Re: [tip:sched/core] sched, time: Switch VIRT_CPU_ACCOUNTING_GEN to jiffy granularity
From: Frederic Weisbecker
Date: Tue Mar 01 2016 - 10:35:13 EST
2016-02-29 16:31 GMT+01:00 Frederic Weisbecker <fweisbec@xxxxxxxxx>:
> 2016-02-29 12:18 GMT+01:00 tip-bot for Rik van Riel <tipbot@xxxxxxxxx>:
>> Commit-ID: ff9a9b4c4334b53b52ee9279f30bd5dd92ea9bdd
>> Gitweb: http://git.kernel.org/tip/ff9a9b4c4334b53b52ee9279f30bd5dd92ea9bdd
>> Author: Rik van Riel <riel@xxxxxxxxxx>
>> AuthorDate: Wed, 10 Feb 2016 20:08:27 -0500
>> Committer: Ingo Molnar <mingo@xxxxxxxxxx>
>> CommitDate: Mon, 29 Feb 2016 09:53:10 +0100
>>
>> sched, time: Switch VIRT_CPU_ACCOUNTING_GEN to jiffy granularity
>>
>> When profiling syscall overhead on nohz-full kernels,
>> after removing __acct_update_integrals() from the profile,
>> native_sched_clock() remains as the top CPU user. This can be
>> reduced by moving VIRT_CPU_ACCOUNTING_GEN to jiffy granularity.
>>
>> This will reduce timing accuracy on nohz_full CPUs to jiffy
>> based sampling, just like on normal CPUs. It results in
>> totally removing native_sched_clock from the profile, and
>> significantly speeding up the syscall entry and exit path,
>> as well as irq entry and exit, and KVM guest entry & exit.
>>
>> Additionally, only call the more expensive functions (and
>> advance the seqlock) when jiffies actually changed.
>>
>> This code relies on another CPU advancing jiffies when the
>> system is busy. On a nohz_full system, this is done by a
>> housekeeping CPU.
>>
>> A microbenchmark calling an invalid syscall number 10 million
>> times in a row speeds up an additional 30% over the numbers
>> with just the previous patches, for a total speedup of about
>> 40% over 4.4 and 4.5-rc1.
>>
>> Run times for the microbenchmark:
>>
>> 4.4 3.8 seconds
>> 4.5-rc1 3.7 seconds
>> 4.5-rc1 + first patch 3.3 seconds
>> 4.5-rc1 + first 3 patches 3.1 seconds
>> 4.5-rc1 + all patches 2.3 seconds
>>
>> A non-NOHZ_FULL cpu (not the housekeeping CPU):
>>
>> all kernels 1.86 seconds
>>
>> Signed-off-by: Rik van Riel <riel@xxxxxxxxxx>
>> Signed-off-by: Peter Zijlstra (Intel) <peterz@xxxxxxxxxxxxx>
>> Reviewed-by: Thomas Gleixner <tglx@xxxxxxxxxxxxx>
>> Cc: Linus Torvalds <torvalds@xxxxxxxxxxxxxxxxxxxx>
>> Cc: Mike Galbraith <efault@xxxxxx>
>> Cc: Peter Zijlstra <peterz@xxxxxxxxxxxxx>
>> Cc: clark@xxxxxxxxxx
>> Cc: eric.dumazet@xxxxxxxxx
>> Cc: fweisbec@xxxxxxxxx
>
> It seems the tip bot doesn't parse correctly the Cc tags as I wasn't
> cc'ed on this commit.
>
> Also I wish I had a chance to test and ack this patch before it got
> applied. I guess I should have told I was in vacation for the last
> weeks.
>
> I'm going to run it through some tests.
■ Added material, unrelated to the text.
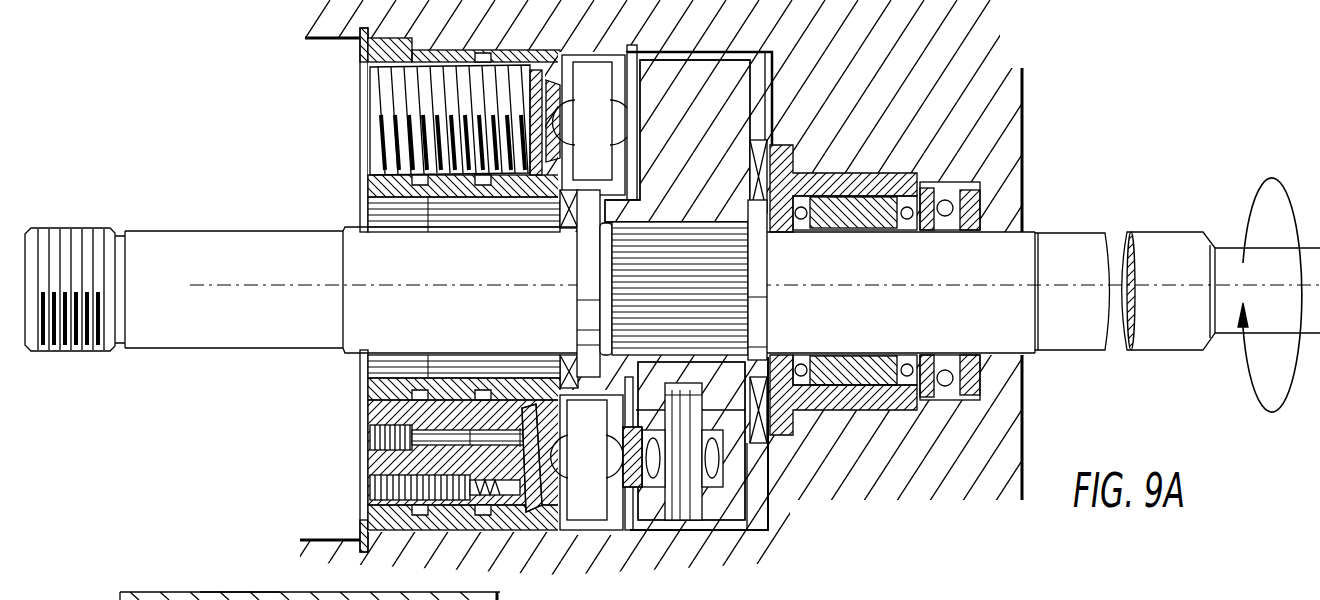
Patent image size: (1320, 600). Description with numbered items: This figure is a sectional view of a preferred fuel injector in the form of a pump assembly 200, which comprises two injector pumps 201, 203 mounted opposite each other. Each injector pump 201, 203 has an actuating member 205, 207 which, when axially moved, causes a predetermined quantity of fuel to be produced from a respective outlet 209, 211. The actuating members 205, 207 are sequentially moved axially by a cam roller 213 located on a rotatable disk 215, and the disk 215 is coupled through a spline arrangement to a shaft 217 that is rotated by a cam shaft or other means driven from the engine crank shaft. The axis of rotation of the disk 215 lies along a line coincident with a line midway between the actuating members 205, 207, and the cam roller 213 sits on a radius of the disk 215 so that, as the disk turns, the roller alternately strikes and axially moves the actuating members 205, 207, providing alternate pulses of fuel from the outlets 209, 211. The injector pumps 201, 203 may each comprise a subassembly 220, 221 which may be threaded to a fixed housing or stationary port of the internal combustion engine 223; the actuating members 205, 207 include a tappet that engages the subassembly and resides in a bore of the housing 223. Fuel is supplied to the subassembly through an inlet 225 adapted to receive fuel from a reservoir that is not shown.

Ok I did some simple tests (kernel loops, user loops) and it seems to
account the cputime accurately. The kernel loop consists in brk()
calls (borrowed from an old test from Steve) and it also accounted the
small fragments of user time spent between syscall calls.
So it looks like a very nice improvement, thanks a lot Rik!